NANAIMO: Re: Debate on smart meters one-sided, Letters, Nov. 3; Columnist’s views nothing but babble, Letters, Nov. 6.

To the Editor,

Re: Debate on smart meters one-sided, Letters, Nov. 3; Columnist’s views nothing but babble, Letters, Nov. 6.

On Nov. 3, James G. Smith claimed that “promotion” regarding smart meters is all one-sided.

That’s strange, given the extensive print media coverage of opponents that I’ve seen.

Smith drags in all manner of scare cases – such as tobacco which is irrelevant, but only gives his one-sided vaguely stated conclusions.

He does not provide evidence that B.C. Hydro is hiding the truth, indeed he does not even name his areas of concern (some opponents think the economics are faulty, some are afraid of the radio signals).

Certainly the B.C. Hydro bureaucracy did not explain enough early on, but if Smith looks on its site, he’ll find a summary of its business case, and if he did adequate research on the Internet, he’d find the characteristics of its chosen meters.

Besides its low power RF emissions in the band used by WiFi, he’d see Hydro is full-featured in order to maximize savings in providing electricity service to him.

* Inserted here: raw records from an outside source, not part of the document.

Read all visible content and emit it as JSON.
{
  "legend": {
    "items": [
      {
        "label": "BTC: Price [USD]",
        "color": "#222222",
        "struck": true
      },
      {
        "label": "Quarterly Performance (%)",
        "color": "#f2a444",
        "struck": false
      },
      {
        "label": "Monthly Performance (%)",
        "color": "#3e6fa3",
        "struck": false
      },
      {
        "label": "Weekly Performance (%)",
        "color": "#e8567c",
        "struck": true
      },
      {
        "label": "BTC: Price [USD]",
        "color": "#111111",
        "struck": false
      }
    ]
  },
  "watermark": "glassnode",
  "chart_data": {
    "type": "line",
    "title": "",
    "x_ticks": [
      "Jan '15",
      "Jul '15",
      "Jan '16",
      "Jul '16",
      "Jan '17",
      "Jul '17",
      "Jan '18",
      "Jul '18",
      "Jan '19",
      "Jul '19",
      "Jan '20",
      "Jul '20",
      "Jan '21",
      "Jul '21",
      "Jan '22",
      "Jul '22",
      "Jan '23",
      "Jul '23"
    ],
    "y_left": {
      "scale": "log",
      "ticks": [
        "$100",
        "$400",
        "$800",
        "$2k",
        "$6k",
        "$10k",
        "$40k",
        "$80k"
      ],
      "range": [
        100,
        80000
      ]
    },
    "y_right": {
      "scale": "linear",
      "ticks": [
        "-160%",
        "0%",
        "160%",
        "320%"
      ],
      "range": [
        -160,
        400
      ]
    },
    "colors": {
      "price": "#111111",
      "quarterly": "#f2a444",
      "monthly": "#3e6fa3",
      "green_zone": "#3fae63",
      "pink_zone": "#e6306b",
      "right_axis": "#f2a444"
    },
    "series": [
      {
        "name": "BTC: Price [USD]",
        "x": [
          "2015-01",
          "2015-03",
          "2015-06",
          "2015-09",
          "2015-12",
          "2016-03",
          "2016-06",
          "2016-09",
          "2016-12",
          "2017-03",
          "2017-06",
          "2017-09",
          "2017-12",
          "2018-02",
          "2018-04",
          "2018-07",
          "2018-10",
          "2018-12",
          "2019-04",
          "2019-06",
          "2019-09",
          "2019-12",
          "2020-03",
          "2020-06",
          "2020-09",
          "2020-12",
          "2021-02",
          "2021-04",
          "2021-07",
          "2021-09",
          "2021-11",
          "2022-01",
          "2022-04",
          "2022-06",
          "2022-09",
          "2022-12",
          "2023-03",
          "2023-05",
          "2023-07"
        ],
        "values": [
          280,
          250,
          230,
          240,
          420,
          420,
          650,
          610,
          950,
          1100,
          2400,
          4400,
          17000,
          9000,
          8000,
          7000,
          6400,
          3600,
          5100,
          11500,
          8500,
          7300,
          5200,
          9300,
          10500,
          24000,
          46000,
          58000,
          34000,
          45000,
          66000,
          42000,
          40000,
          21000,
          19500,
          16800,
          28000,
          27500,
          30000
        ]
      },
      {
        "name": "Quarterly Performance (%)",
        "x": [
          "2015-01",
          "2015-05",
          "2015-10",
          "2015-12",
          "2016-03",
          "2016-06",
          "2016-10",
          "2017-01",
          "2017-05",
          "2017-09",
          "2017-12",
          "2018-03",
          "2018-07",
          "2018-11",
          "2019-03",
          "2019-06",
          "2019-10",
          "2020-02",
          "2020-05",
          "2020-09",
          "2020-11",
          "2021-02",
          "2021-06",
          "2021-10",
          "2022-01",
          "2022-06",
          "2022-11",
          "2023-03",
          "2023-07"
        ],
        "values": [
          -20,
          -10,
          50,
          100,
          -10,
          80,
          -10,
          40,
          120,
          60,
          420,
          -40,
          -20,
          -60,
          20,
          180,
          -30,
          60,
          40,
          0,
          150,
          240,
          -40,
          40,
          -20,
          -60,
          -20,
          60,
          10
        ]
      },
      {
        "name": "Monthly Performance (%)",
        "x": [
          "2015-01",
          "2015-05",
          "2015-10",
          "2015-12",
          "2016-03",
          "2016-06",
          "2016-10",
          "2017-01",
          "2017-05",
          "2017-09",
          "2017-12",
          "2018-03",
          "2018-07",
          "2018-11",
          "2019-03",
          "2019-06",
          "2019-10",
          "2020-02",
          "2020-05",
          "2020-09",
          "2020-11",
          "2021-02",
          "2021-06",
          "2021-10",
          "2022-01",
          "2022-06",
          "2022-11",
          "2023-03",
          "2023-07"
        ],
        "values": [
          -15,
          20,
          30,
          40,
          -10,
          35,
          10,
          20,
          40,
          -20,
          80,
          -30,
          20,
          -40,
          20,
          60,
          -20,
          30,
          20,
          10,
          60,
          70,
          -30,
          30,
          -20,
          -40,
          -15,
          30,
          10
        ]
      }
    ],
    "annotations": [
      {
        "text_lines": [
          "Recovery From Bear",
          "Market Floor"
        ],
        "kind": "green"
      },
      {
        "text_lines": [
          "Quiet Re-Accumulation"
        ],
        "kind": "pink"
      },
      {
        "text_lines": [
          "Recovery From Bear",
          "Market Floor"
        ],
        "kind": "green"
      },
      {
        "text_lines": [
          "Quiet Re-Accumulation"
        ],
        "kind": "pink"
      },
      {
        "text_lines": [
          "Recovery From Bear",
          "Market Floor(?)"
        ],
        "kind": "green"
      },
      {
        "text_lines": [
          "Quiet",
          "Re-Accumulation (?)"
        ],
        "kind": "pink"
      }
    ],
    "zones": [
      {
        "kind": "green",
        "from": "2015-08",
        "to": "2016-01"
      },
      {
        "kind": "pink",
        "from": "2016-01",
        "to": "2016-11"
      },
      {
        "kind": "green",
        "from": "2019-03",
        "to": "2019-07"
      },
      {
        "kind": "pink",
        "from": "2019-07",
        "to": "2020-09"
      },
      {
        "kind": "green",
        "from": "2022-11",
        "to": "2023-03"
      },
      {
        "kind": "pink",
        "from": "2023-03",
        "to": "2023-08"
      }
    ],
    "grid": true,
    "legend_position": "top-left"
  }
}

Smith talks like a conspiracy theorist, but it seems to me the simpler explanation is basic incompetence – B.C. Hydro in communicating, the RF scaremongers in understanding basic physics – they don’t even understand diminishing of field strength with distance despite the obvious fact they cannot receive distant radio stations.

On Nov. 6, A. Donaldson accused Tom Fletcher of babbling and distorted thought, then went into jargon like “Harpies.”

Even if Donaldson had one solid point, he has no credibility with his over-the-top cutesy babbling.

I suppose I should be glad they exposed their incompetence in justifying their views.